Of course, that would only happen if the manhole cover had a near-perfect vacuum above it. Perhaps if it were a manhole on a spaceship. But that’s not the situation on Mythbusters. (How cool would that be? Mythbusters in space… but I digress.) The manhole cover under an Indy car has air on both sides; the pressure of the air above is reduced, though, due to Bernoulli’s principle.

$$P_1 + \frac{1}{2}\rho v_1^2 + \rho g h_1 = P_2 + \frac{1}{2}\rho v_2^2 + \rho g h_2$$

Given that the difference in height, \(h_1 - h_2\), is probably negligible, and the air underneath the cover isn’t moving (\(v_2 = 0\)), that gives

$$\frac{1}{2}\rho v_\text{above}^2 = P_\text{below} - P_\text{above}$$

The Mythbusters only measured 37 pounds of force when they ran their car over the manhole cover at \(\SI{150}{mph}\), which corresponds to an air speed of \(\SI{27}{m/s}\), about 61 miles per hour, if the pressure drop is in fact entirely due to the Bernoulli effect. That’s Rhett’s blog post in a nutshell.

Of course, one might wonder, is the pressure drop actually due to the Bernoulli effect? I’m not an expert in fluid dynamics, but I suspect there’s a lot more going on. When a fluid (like air) flows adjacent to a surface, it has some tendency to “stick” to the surface, measured by its viscosity. The region in which the fluid’s flow is strongly affected by its viscosity is called a boundary layer. It’s often characterized by reduced speed of the flow near the surface, as in this image from Wikipedia,

Laminar flow in a boundary layer

but more complicated things, like turbulence, can happen as well.

In the Mythbusters’ Indy car experiment, there are actually two surfaces, the car and the road. It stands to reason that the car will drag the air next to itself along at \(\SI{150}{mph}\) or so, while the road will “drag” the air next to itself along at zero speed — that is, it tends to slow the air down. Each of these two surfaces will attempt to create its own boundary layer of air. If the two boundary layers can both fit in the space between the car and the road, then they will probably do so, but if they don’t fit, messy things happen.

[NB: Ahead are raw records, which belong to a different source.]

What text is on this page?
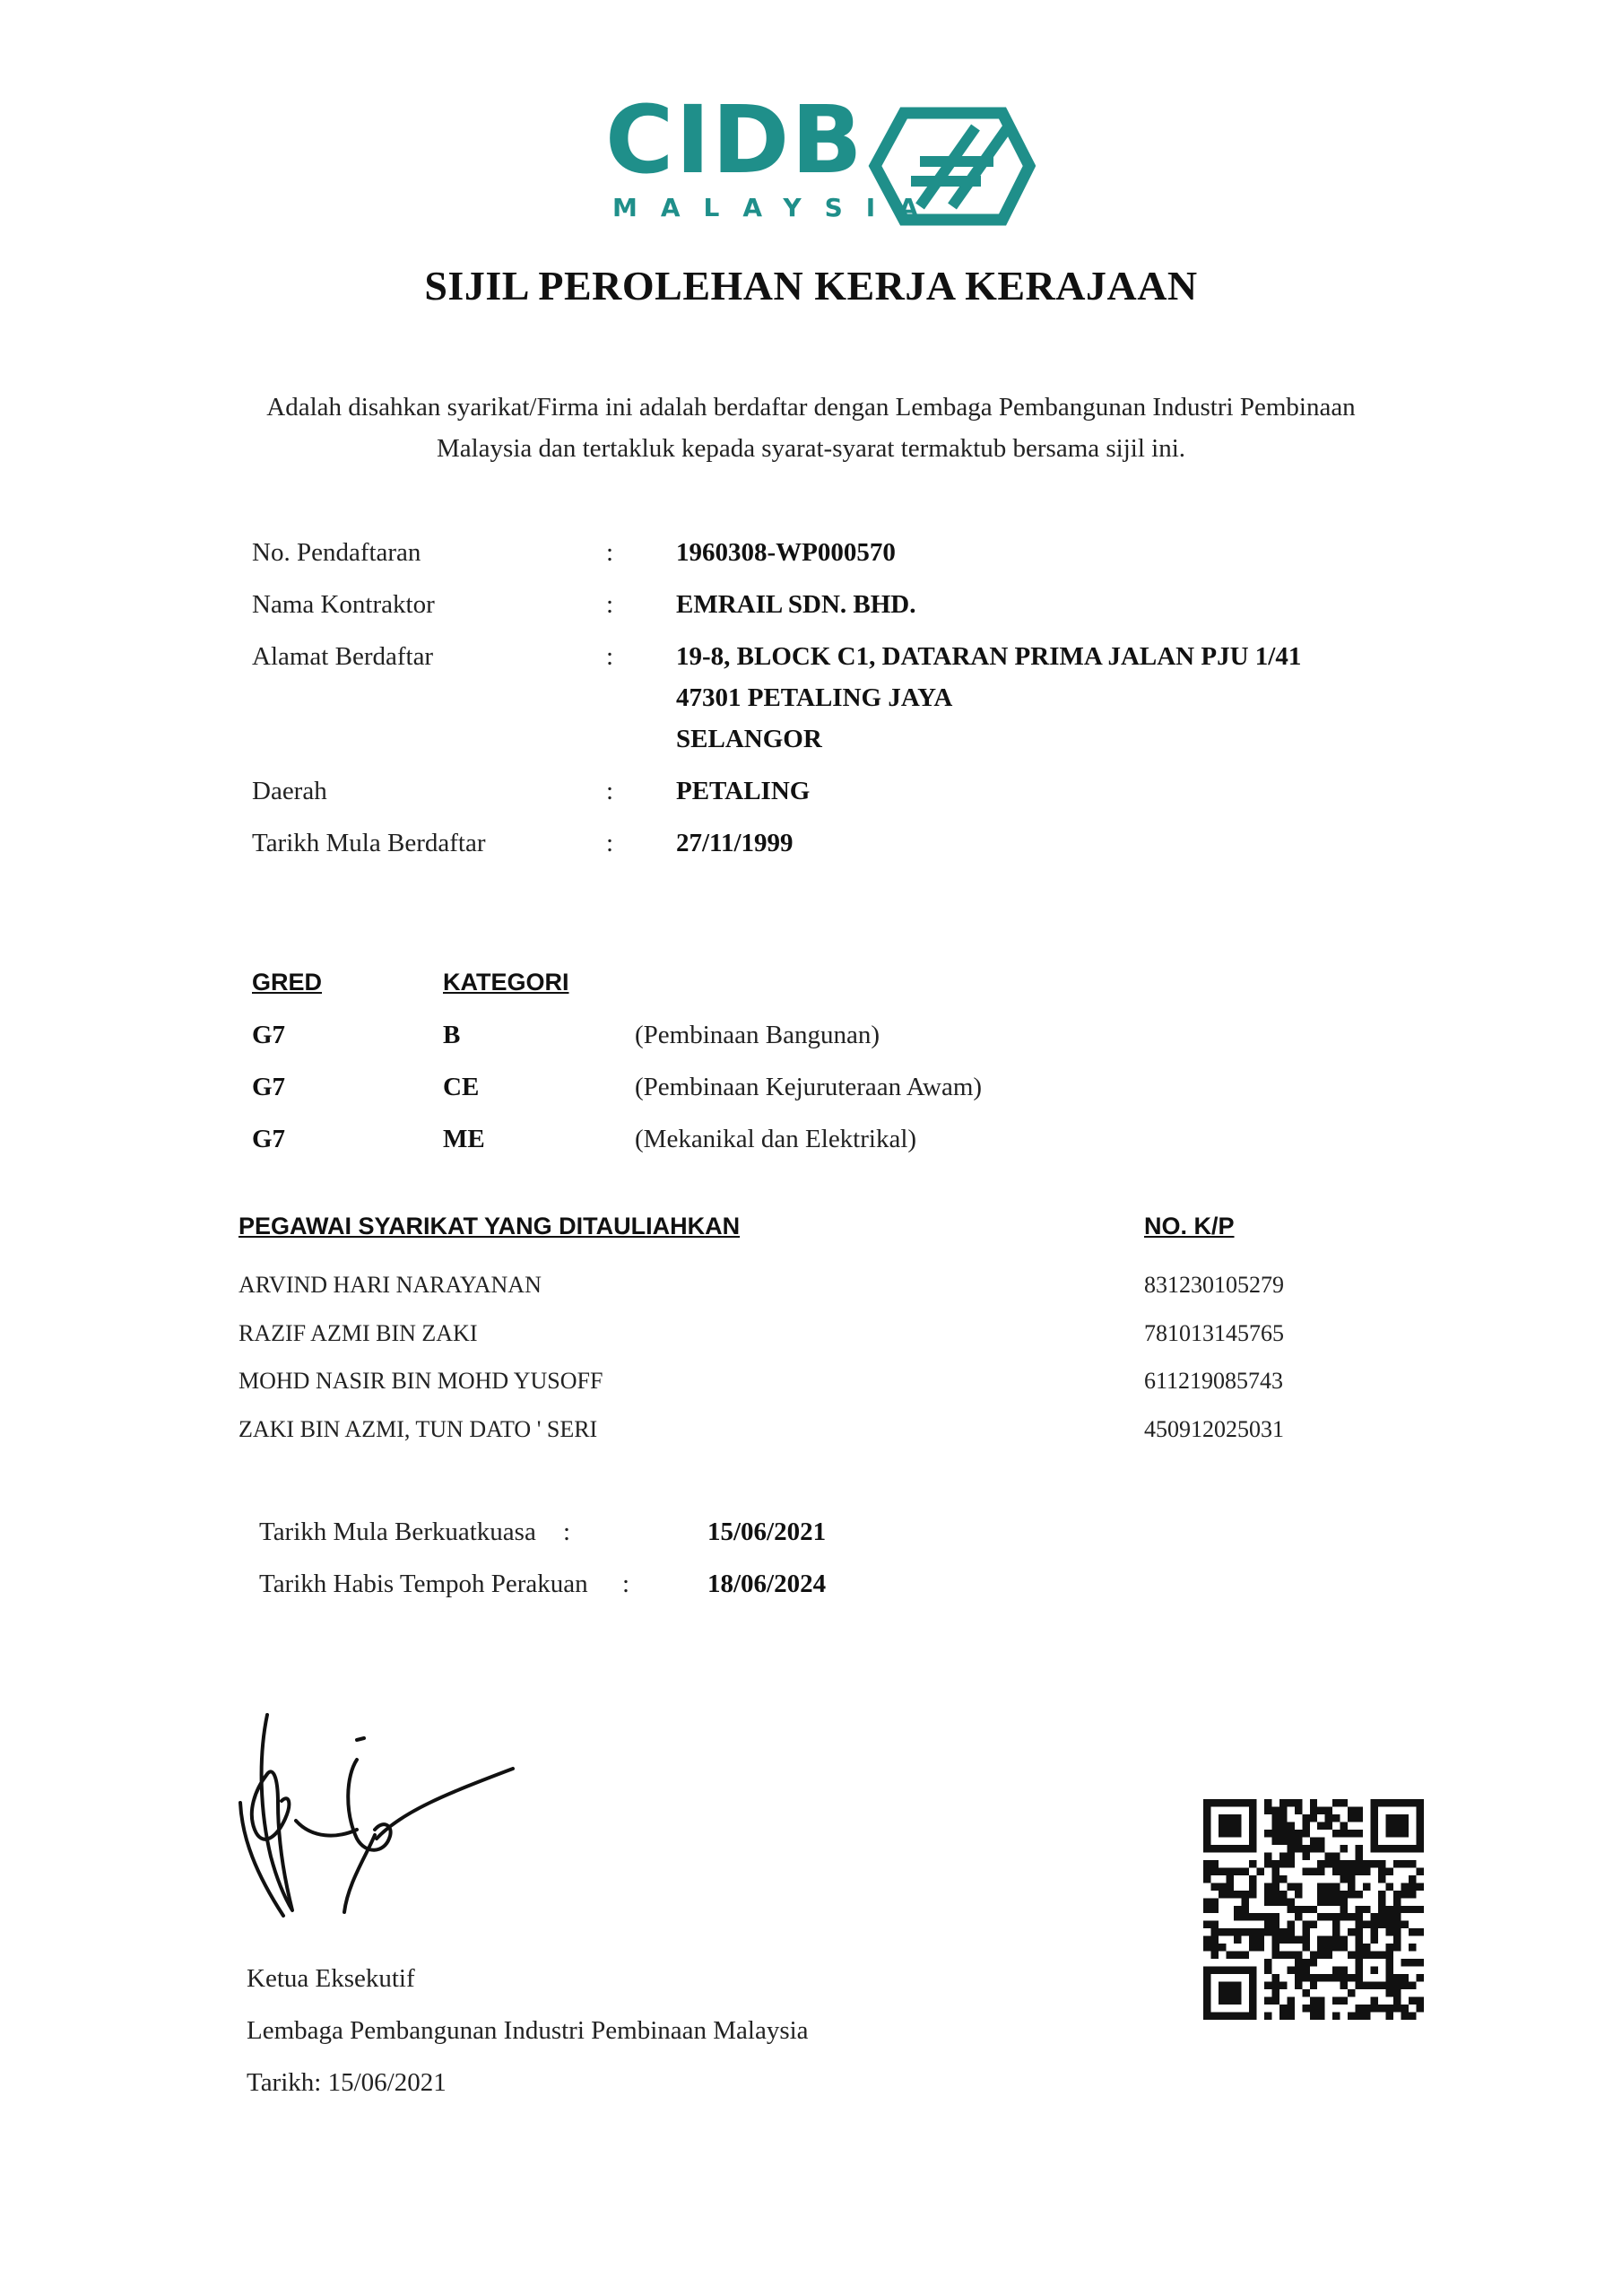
CIDB
MALAYSIA
SIJIL PEROLEHAN KERJA KERAJAAN
Adalah disahkan syarikat/Firma ini adalah berdaftar dengan Lembaga Pembangunan Industri Pembinaan
Malaysia dan tertakluk kepada syarat-syarat termaktub bersama sijil ini.
No. Pendaftaran	: 1960308-WP000570
Nama Kontraktor	: EMRAIL SDN. BHD.
Alamat Berdaftar	: 19-8, BLOCK C1, DATARAN PRIMA JALAN PJU 1/41
47301 PETALING JAYA
SELANGOR
Daerah	: PETALING
Tarikh Mula Berdaftar	: 27/11/1999
GRED	KATEGORI
G7	B	(Pembinaan Bangunan)
G7	CE	(Pembinaan Kejuruteraan Awam)
G7	ME	(Mekanikal dan Elektrikal)
PEGAWAI SYARIKAT YANG DITAULIAHKAN	NO. K/P
ARVIND HARI NARAYANAN	831230105279
RAZIF AZMI BIN ZAKI	781013145765
MOHD NASIR BIN MOHD YUSOFF	611219085743
ZAKI BIN AZMI, TUN DATO ' SERI	450912025031
Tarikh Mula Berkuatkuasa :	15/06/2021
Tarikh Habis Tempoh Perakuan :	18/06/2024
Ketua Eksekutif
Lembaga Pembangunan Industri Pembinaan Malaysia
Tarikh: 15/06/2021
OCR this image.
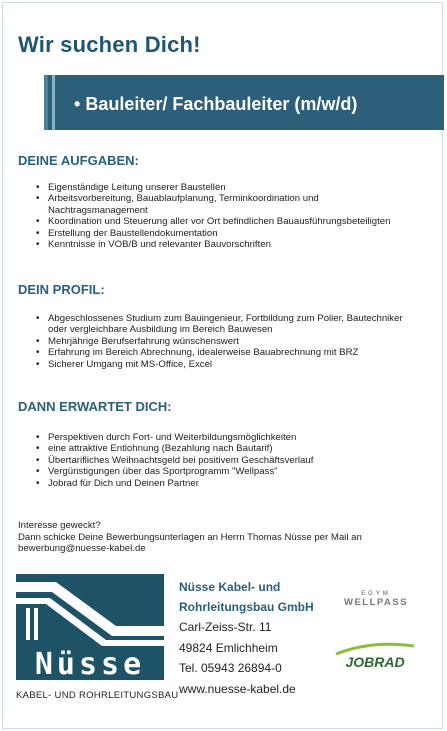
Wir suchen Dich!
• Bauleiter/ Fachbauleiter (m/w/d)
DEINE AUFGABEN:
• Eigenständige Leitung unserer Baustellen
• Arbeitsvorbereitung, Bauablaufplanung, Terminkoordination und Nachtragsmanagement
• Koordination und Steuerung aller vor Ort befindlichen Bauausführungsbeteiligten
• Erstellung der Baustellendokumentation
• Kenntnisse in VOB/B und relevanter Bauvorschriften
DEIN PROFIL:
• Abgeschlossenes Studium zum Bauingenieur, Fortbildung zum Polier, Bautechniker oder vergleichbare Ausbildung im Bereich Bauwesen
• Mehrjährige Berufserfahrung wünschenswert
• Erfahrung im Bereich Abrechnung, idealerweise Bauabrechnung mit BRZ
• Sicherer Umgang mit MS-Office, Excel
DANN ERWARTET DICH:
• Perspektiven durch Fort- und Weiterbildungsmöglichkeiten
• eine attraktive Entlohnung (Bezahlung nach Bautarif)
• Übertarifliches Weihnachtsgeld bei positivem Geschäftsverlauf
• Vergünstigungen über das Sportprogramm "Wellpass"
• Jobrad für Dich und Deinen Partner
Interesse geweckt?
Dann schicke Deine Bewerbungsunterlagen an Herrn Thomas Nüsse per Mail an
bewerbung@nuesse-kabel.de
Nüsse
KABEL- UND ROHRLEITUNGSBAU
Nüsse Kabel- und
Rohrleitungsbau GmbH
Carl-Zeiss-Str. 11
49824 Emlichheim
Tel. 05943 26894-0
www.nuesse-kabel.de
EGYM
WELLPASS
JOBRAD
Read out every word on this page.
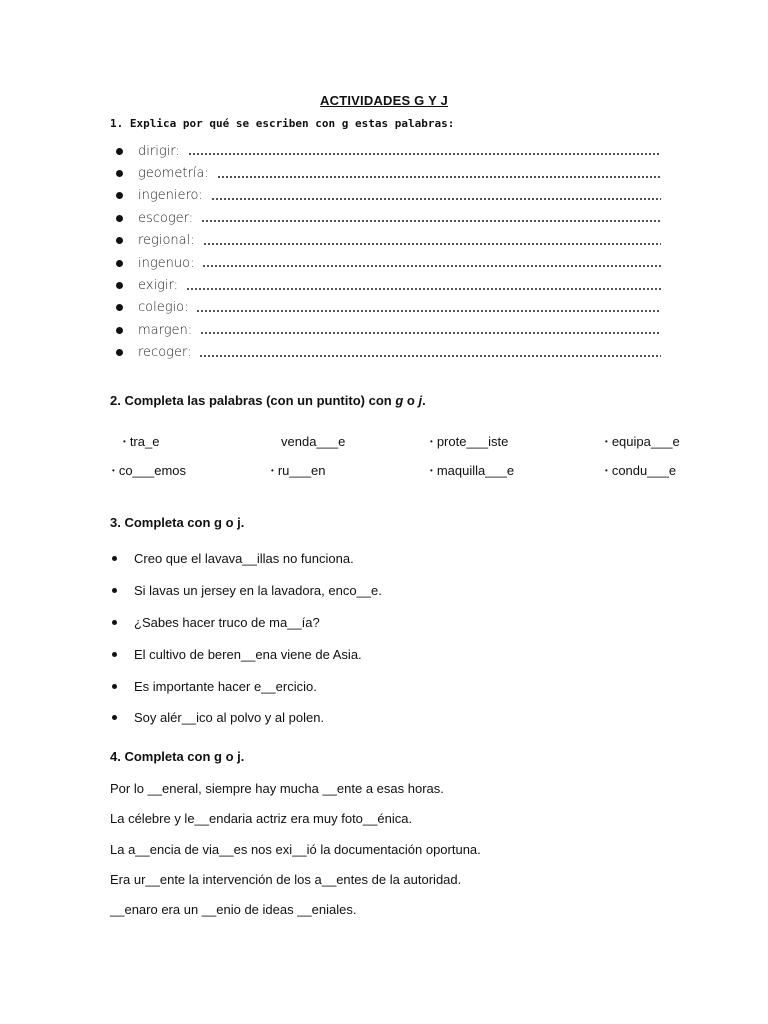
ACTIVIDADES G Y J
1. Explica por qué se escriben con g estas palabras:
dirigir:
geometría:
ingeniero:
escoger:
regional:
ingenuo:
exigir:
colegio:
margen:
recoger:
2. Completa las palabras (con un puntito) con g o j.
• tra_e	venda___e	• prote___iste	• equipa___e
• co___emos	• ru___en	• maquilla___e	• condu___e
3. Completa con g o j.
Creo que el lavava__illas no funciona.
Si lavas un jersey en la lavadora, enco__e.
¿Sabes hacer truco de ma__ía?
El cultivo de beren__ena viene de Asia.
Es importante hacer e__ercicio.
Soy alér__ico al polvo y al polen.
4. Completa con g o j.
Por lo __eneral, siempre hay mucha __ente a esas horas.
La célebre y le__endaria actriz era muy foto__énica.
La a__encia de via__es nos exi__ió la documentación oportuna.
Era ur__ente la intervención de los a__entes de la autoridad.
__enaro era un __enio de ideas __eniales.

Here’s the formula for the thickness of the boundary layer for fluid flowing over a flat plate:

$$\delta = \begin{cases}C_1 x \biggl(\frac{\nu}{u_0 x}\biggr)^{1/2} & \text{laminar (smooth)} \\ C_2 x \biggl(\frac{\nu}{u_0 x}\biggr)^{1/5} & \text{turbulent}\end{cases}$$

where \(\nu\) is the kinematic viscosity, \(x\) is the distance “downstream” from where the surface begins, \(u_0\) is the speed of the fluid far away from the surface, and \(C_{1,2}\) are constants roughly of order 1. Wikipedia gives \(C_1 = 4.91\) and \(C_2 = 0.382\), so I’ll just run with those values. For air, \(\nu = \SI{1.46e-5}{m^2/s}\). If we’re simulating the Indy car in the Mythbusters’ experiment, it’s reasonable to assume \(u_0\) is not more than \(\SI{150}{mph}\), because nothing makes the air move much faster than that. And finally, \(x\) maxes out at the length of the car, around \(\SI{5}{m}\).

Plugging the numbers in gives \(\delta = \SI{5.1}{mm}\) for laminar flow, which fits well within the 7/8 of an inch clearance they mentioned on the show — but for turbulent flow, I get \(\SI{64}{mm}\), which does not. So I would expect that the airflow underneath an Indy car is strongly affected by boundary effects.

Now, why is this important again? Bernoulli’s principle applies best when viscosity can be neglected; essentially, it works for frictionless fluids. But in a boundary layer, viscosity plays a large role in determining the fluid’s behavior. Evidently, viscosity can’t be neglected for the air under the Indy car, and that means the application of Bernoulli’s principle is somewhat suspect.